Five weeks to go: Is a four hour marathon a complete fantasy?

I think it might be time rein in my expectations for the big day in five weeks. I’ve been hoping to get past the finish line in four hours or less, and as my pace has gradually increased over the past few months, doing so has seemed less and less like a complete fantasy.

Now I’m not so sure. A four hour marathon requires an average pace of a mile every nine minutes and 10 seconds. I can maintain that pace (and then some) on shorter runs, but on the longer outings doing so becomes a real challenge.

Take last Saturday’s run. I covered 6.8 miles in an hour, meaning I maintained an average pace of 8.49 minutes a mile for the duration of the run. That’s my fastest hour ever, according to Runkeeper. I should be chuffed to bits, but I’m not. See, by the end of that hour I was completely spent; doing another three hours at that pace was out of the question.

Of course how fast I get round doesn’t really matter – as I’ve said before, the Brighton Marathon is just the first stage in a very long journey to MdS 2018 – but I still want to do the best I possibly can.


So on this Sunday’s long run (see my week’s schedule, modelled by Sprog the Younger, above) my aim will be to maintain an average pace of nine minutes 10 seconds a mile for the whole three hours. I will be treading much of the course for the Brighton Marathon too, so I can work out if I really am in cloud cuckoo land with my four hour target. Will let you know how get on…

Any tips for improving pace without breaking yourself? Do share!

  One thought on “Five weeks to go: Is a four hour marathon a complete fantasy?

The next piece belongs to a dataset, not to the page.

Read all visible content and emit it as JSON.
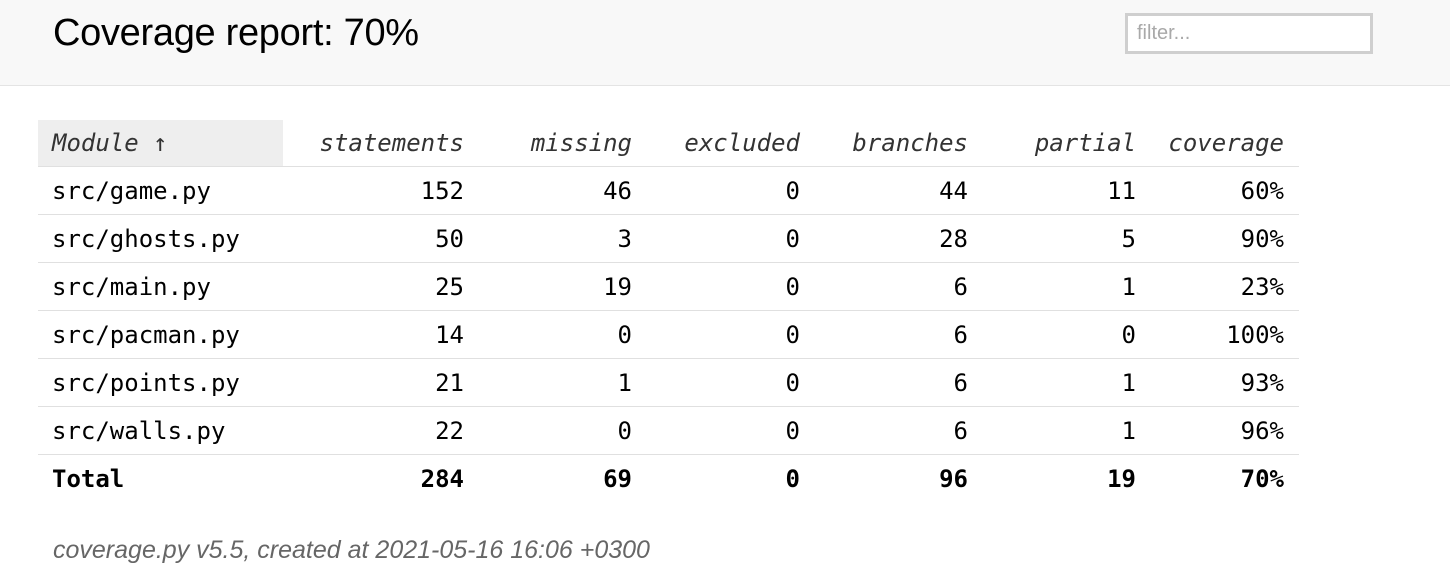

  1. March 8, 2016 at 4:38 pm

    Good luck this week!

    Try to remember that with a good taper your energy reserves will go sky high. Which means that come time for your first marathon you’ll likely find yourself chomping at the bit to go out well under 9:10. The trick won’t be holding that pace, it will be resisting the urge to go faster with all the pent up energy and adrenaline coursing through your veins. But you’ll want to keep your early pace in check, somewhere between miles 15-20, you’ll be glad you did.